Now back to my school; I was –atleast in
my batch and a couple on either side – kind of the notable quizzer. This was
seldom openly acknowledged – to my satisfaction, that is. Except once.
The chemistry teacher, who also doubled as the quiz-man, used to assemble the
entire high school in the auditorium once a week and conduct general quizzes.
He was also a regular quizmaster in the city – and a relatively classy one if I
may say so myself – who was often invited to conduct inter-school squizzes.
Once, I was scrawling through a
quarterly exam, racing against time, as is my wont. This chemistry teacher arrived
at the exam hall and walked up to his fellow teacher who was the invigilator. She then called me out to the corner of the
room – I could hardly afford to have my train of thought broken when waxing
eloquent in Tamil on Tagore (once again, dishonesty alert, as if I’d remember).
I went to the huddle, not knowing what
the issue was..
“Is Pele’s name Edwin Arantes do Nascimento or Edmond
Arantes..?” he asked in a whisper. He
looked like he was in a tearing hurry to fact-check before he was off to
conduct a quiz elsewhere.
How charming it is for an adult’s
vocation to legitimately foster an interest in trivia for its own sake – I think
today.
As my classmates scratched measly pen
on paper I answered him instinctively, without yet fully grasping the sense of
fraternity : “Edmond”
“Yeah,
that is what I thought. Thank You. Sorry to disturb you” he said as the invigilator smiled as
if she was also glad to be of assistance.
Then as he left the hall and I returned
to my desk moving on from the brief pride of being the go-to person for the
town’s quizmaster, to the pride of the Tamil prose in my unfinished Tamil
paragraph praising Tagore- whom I had not read.
Then it struck me. And I raised my hand
“Ma’am..”
“Shh!” she (must have) said and came close to
me and whispered, “what?”
“It’s
Edson….not Edmond”
“Oh..ok” she said, as she evinced an
earnest interest in this sort of thing, though I knew even back then, that she
would never become like her friend, the quizmaster.
“Run
run..” she said
I tore out of the exam hall, ruffling a
few fellow Tagorebluffers’ attention.

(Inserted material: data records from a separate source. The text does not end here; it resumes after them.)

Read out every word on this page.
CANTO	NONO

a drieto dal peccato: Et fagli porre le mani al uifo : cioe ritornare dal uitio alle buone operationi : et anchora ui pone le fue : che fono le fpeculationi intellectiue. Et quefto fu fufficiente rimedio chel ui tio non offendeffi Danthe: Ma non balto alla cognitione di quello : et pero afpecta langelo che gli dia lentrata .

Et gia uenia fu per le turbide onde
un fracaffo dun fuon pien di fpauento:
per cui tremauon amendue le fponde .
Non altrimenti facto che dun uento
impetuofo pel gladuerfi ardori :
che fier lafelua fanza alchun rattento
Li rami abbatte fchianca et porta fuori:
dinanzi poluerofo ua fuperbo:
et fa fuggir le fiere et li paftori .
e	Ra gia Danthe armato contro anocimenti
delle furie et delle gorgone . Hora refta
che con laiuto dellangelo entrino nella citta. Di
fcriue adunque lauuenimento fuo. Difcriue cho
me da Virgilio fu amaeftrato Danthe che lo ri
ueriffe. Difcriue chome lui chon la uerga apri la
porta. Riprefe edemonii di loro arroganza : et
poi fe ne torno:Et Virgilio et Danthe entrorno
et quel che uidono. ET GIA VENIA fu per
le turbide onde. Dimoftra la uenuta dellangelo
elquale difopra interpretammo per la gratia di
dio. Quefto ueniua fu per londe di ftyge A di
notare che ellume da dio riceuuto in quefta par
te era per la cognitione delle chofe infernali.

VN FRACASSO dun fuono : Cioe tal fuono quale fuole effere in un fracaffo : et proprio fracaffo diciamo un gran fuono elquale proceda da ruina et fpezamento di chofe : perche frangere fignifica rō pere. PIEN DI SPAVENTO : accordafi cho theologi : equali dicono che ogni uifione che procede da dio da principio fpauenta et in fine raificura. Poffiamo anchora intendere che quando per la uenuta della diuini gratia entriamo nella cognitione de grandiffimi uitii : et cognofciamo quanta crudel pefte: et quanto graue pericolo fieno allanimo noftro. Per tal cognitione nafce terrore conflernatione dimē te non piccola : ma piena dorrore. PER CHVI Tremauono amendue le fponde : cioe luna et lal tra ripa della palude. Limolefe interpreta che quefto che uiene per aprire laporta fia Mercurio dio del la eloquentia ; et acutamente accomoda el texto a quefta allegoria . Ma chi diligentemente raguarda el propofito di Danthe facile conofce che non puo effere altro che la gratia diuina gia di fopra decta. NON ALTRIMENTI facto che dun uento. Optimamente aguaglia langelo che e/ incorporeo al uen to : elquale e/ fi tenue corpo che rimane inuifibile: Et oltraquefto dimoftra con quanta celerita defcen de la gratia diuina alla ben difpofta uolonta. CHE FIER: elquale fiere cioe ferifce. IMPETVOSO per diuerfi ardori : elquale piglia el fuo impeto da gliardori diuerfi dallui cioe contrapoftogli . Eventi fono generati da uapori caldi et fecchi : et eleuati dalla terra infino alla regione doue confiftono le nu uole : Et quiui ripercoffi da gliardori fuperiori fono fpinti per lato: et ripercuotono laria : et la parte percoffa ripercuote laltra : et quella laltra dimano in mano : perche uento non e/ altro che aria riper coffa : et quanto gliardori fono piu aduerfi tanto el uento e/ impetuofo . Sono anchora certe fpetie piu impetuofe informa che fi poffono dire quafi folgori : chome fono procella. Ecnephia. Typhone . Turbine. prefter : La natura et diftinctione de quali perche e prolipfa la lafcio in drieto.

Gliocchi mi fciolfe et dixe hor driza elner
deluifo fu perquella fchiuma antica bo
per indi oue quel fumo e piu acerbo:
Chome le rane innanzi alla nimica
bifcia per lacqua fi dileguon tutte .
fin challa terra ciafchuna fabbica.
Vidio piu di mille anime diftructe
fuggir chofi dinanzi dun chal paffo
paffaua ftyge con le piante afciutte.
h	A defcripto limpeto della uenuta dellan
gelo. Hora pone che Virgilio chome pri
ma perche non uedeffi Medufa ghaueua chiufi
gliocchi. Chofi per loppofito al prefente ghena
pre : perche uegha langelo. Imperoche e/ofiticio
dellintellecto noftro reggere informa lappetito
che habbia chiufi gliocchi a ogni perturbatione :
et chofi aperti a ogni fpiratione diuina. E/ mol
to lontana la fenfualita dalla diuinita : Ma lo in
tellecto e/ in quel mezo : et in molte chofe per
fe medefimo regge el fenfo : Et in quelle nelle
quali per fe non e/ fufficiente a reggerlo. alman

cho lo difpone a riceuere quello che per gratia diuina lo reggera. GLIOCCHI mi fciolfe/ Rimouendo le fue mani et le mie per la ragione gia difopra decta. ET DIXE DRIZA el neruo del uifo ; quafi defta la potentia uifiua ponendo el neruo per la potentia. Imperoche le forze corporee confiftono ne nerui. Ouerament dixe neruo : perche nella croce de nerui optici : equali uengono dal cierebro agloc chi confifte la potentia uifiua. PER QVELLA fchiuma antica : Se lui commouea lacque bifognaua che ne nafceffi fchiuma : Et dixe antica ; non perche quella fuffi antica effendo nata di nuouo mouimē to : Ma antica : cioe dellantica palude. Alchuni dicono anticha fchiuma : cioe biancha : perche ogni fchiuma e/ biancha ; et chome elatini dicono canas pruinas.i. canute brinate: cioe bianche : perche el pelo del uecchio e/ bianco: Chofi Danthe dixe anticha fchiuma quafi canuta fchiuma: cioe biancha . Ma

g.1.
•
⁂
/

And out in the sun I saw he walked far
ahead already. I sprinted towards him.
“Sir..” I cried out as he stopped and turned
and I caught up.
“It is Edson…. Edson Arantes..”
“Ah
yes…” he said with an expression
of relief and satisfaction.
We were the only two out in the open in the large expansive school, which is
eerily people-less during class-hours.
“Thank you very much…now get back to your
exam”
I did.
And if I remember right, I did top the class in that paper.